3) By impairment of the ability to communicate with others.

Is there anything in there that says, “prone to planned violence?” Anything about violence at all? It isn’t. Just like an inability to regulate insulin doesn’t make you prone to “planned violence.”

The fact of the matter is that autistic children are FAR more likely to be the victims of violence and bullying than other kids. Typically, they are quiet and solitary. They are awkward socially, but it does not mean that they do not want to be social.

I write about my son a lot. My son, who is high-functioning autistic, has problems filtering what he says and what he hears. He doesn’t understand what would be considered normal body language and cues. He frustrates easily, that does not make him a violent child. When he gets frustrated by loud noises, crowded rooms, etc…he takes a minute, by himself to recompose himself…to calm down.

He doesn’t go get a gun. Just like a diabetic in an insulin fit eats an apple or a candy bar…they don’t get something to eat and a gun.

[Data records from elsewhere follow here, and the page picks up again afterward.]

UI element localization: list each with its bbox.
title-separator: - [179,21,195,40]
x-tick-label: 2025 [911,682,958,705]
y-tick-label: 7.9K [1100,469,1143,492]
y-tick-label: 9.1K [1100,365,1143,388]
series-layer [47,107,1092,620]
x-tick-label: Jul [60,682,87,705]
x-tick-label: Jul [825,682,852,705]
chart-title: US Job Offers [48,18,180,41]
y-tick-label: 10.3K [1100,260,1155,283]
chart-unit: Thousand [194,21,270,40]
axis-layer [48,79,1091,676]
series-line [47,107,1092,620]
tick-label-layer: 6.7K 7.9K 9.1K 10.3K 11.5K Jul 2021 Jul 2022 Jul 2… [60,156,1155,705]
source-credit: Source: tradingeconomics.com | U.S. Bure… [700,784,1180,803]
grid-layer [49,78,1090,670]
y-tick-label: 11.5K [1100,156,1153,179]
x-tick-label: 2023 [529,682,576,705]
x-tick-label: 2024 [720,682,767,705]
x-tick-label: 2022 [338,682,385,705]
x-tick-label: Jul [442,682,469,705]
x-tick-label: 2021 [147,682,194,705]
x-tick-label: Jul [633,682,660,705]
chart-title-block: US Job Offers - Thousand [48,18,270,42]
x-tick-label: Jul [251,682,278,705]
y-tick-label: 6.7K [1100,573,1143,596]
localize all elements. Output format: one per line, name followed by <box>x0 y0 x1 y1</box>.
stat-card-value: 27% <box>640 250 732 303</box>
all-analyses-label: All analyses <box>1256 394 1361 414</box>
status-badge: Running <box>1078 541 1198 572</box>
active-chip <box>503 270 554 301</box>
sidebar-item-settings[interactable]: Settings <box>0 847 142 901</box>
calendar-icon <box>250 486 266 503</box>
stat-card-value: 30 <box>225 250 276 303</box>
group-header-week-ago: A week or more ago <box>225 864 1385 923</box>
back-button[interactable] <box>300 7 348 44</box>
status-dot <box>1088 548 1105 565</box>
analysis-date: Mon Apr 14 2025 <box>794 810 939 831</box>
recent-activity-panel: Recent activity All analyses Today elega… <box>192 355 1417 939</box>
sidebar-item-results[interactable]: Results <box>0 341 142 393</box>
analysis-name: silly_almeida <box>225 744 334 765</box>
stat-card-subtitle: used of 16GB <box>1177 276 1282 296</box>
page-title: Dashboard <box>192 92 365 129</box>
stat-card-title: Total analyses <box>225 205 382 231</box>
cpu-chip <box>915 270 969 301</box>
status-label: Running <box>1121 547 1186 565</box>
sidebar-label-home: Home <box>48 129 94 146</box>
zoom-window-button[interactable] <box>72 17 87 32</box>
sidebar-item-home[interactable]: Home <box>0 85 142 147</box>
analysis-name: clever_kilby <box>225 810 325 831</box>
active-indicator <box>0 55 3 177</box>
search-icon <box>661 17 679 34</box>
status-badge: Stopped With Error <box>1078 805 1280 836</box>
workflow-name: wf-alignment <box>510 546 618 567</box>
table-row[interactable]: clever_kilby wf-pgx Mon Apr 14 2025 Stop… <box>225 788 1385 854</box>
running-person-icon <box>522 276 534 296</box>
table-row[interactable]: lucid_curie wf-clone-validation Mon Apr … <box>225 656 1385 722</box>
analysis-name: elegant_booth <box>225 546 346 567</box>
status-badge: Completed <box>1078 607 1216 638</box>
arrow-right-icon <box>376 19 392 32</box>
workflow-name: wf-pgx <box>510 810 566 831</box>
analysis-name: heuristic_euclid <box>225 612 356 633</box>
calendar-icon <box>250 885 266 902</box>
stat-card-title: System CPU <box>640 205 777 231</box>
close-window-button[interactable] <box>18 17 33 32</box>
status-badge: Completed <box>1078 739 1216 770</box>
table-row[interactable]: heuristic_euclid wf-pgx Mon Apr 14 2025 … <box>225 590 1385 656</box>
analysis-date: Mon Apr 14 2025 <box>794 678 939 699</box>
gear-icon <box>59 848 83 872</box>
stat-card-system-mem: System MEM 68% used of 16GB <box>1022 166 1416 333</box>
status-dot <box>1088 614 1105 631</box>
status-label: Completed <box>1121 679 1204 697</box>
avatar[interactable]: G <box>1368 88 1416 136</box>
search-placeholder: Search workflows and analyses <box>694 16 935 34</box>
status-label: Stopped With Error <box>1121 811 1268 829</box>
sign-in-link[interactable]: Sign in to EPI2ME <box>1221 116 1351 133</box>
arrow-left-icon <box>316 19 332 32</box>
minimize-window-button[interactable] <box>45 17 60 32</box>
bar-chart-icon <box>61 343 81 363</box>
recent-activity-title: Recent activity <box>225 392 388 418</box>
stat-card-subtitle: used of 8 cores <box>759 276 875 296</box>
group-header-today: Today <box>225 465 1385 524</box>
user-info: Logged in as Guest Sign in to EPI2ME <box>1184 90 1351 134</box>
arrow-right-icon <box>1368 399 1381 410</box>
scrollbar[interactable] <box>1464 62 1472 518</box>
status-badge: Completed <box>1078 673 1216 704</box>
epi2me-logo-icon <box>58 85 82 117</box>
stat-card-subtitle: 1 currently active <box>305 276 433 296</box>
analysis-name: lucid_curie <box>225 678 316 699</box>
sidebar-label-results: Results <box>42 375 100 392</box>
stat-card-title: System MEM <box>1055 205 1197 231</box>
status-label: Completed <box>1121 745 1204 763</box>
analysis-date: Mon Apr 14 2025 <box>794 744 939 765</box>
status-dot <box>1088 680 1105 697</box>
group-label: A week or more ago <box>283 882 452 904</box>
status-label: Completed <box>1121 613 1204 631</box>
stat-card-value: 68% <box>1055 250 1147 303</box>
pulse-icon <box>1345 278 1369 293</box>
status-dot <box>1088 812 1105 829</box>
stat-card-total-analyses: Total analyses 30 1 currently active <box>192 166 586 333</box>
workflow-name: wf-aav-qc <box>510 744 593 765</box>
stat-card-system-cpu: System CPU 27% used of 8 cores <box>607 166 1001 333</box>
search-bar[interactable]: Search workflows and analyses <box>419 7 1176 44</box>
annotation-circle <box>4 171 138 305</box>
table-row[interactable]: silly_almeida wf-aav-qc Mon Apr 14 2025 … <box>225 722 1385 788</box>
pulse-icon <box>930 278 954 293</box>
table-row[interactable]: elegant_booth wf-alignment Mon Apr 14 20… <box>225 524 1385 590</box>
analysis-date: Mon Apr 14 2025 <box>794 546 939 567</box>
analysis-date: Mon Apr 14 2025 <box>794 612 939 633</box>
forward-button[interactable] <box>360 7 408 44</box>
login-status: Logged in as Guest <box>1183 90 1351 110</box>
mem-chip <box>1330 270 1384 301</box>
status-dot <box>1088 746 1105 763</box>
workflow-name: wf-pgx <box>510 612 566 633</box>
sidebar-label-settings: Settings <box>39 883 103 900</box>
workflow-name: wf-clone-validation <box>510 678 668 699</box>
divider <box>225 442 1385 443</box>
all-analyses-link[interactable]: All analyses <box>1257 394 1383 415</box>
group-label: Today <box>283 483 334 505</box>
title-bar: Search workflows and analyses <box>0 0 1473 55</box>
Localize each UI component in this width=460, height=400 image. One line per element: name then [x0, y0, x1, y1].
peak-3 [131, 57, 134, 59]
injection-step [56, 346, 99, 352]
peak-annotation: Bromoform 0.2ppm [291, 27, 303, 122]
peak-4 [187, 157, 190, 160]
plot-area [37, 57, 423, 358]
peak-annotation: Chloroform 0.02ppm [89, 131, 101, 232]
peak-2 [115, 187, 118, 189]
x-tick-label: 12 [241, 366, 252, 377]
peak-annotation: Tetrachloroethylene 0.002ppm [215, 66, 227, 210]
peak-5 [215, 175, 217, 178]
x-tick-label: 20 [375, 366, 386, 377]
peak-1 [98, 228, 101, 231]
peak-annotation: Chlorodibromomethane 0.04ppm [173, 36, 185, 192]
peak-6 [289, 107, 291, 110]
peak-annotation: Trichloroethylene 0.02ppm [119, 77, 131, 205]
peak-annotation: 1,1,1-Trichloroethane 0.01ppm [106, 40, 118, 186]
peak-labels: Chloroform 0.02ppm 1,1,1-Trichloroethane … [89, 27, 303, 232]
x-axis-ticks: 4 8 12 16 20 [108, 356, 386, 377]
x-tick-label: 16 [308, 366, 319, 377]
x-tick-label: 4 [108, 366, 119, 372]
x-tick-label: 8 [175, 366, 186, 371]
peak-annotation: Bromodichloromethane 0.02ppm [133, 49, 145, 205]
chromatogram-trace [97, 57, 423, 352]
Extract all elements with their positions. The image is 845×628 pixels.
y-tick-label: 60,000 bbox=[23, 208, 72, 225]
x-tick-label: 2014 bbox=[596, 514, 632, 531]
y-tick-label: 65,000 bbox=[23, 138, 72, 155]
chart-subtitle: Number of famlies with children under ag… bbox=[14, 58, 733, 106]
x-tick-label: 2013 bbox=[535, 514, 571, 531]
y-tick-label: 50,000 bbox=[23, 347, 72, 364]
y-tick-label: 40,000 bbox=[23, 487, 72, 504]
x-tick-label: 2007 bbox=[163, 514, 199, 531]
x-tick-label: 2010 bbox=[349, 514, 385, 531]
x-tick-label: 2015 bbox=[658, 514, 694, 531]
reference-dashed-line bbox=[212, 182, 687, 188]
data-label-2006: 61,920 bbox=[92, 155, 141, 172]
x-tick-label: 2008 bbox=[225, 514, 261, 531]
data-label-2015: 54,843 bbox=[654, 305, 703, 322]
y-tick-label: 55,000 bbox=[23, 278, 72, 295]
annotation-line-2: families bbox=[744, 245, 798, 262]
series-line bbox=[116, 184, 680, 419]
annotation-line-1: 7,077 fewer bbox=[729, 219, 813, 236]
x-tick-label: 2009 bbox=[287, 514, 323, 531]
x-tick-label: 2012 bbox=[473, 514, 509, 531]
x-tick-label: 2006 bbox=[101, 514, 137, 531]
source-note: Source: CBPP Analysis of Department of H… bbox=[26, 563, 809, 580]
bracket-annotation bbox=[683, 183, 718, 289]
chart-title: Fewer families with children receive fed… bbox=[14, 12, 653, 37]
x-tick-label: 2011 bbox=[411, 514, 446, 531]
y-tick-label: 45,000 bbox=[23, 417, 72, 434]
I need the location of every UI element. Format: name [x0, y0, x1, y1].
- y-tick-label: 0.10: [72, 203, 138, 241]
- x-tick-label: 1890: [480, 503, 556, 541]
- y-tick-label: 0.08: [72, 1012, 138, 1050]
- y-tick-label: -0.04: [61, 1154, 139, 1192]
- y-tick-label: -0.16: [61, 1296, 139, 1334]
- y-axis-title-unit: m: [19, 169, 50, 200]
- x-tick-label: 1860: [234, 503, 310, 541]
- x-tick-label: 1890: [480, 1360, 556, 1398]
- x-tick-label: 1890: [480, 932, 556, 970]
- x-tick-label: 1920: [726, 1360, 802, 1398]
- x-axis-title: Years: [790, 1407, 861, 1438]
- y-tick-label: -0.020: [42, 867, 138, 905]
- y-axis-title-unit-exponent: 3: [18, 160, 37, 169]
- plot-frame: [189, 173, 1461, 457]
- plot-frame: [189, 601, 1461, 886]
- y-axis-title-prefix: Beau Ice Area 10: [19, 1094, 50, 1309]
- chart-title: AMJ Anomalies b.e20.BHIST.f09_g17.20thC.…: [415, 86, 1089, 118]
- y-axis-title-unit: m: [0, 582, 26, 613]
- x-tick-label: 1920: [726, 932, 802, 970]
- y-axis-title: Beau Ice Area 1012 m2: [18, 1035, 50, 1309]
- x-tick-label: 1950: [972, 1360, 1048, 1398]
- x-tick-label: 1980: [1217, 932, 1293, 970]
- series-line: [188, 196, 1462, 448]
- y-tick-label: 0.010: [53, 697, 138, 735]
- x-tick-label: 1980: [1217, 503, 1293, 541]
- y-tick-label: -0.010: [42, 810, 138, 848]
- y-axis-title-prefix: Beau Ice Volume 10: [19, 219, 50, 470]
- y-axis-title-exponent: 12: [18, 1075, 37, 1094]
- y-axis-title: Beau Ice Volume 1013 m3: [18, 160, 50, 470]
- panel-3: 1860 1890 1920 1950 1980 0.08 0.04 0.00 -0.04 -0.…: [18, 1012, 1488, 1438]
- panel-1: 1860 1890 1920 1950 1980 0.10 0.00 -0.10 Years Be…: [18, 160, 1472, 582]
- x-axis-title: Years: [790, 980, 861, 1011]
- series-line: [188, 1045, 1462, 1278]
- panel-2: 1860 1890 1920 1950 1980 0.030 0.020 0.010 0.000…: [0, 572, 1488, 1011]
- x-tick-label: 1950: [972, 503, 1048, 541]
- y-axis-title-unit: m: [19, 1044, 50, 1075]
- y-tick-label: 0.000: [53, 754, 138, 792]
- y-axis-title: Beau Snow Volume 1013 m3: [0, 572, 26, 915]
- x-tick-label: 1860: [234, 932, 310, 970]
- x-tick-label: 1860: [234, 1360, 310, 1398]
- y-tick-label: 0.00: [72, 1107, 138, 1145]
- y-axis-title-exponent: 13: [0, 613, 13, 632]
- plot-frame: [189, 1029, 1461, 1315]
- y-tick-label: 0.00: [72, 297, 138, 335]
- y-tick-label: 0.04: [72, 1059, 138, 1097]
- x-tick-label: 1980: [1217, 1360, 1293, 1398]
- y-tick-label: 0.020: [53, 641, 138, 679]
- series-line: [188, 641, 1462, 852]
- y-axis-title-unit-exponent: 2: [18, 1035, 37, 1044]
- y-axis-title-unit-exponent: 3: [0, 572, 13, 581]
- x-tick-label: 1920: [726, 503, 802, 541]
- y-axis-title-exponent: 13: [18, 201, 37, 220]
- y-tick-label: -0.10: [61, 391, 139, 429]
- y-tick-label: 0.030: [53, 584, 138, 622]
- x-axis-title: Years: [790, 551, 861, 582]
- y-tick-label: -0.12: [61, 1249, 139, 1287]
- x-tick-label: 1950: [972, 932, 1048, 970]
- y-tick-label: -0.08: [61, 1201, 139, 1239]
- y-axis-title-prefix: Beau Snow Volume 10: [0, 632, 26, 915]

Please do not put that completely false stigma on 1 in 88 of the population, further alienating a group that is too often marginalized into their own special education environments far away from the “normal” kids. They have it hard enough as it is, we don’t need people being afraid of them too.

Now there certainly are forms of mental illness–autism is NOT classified as a mental illness–where a penchant for violence is a symptom. I have not seen anyone yet report that the shooter was classified with any of those conditions.

We are all looking for answers to this unspeakable crime…but realize that we are looking for ANSWERS, not unsubstantiated rumors…and especially irrelevant ones.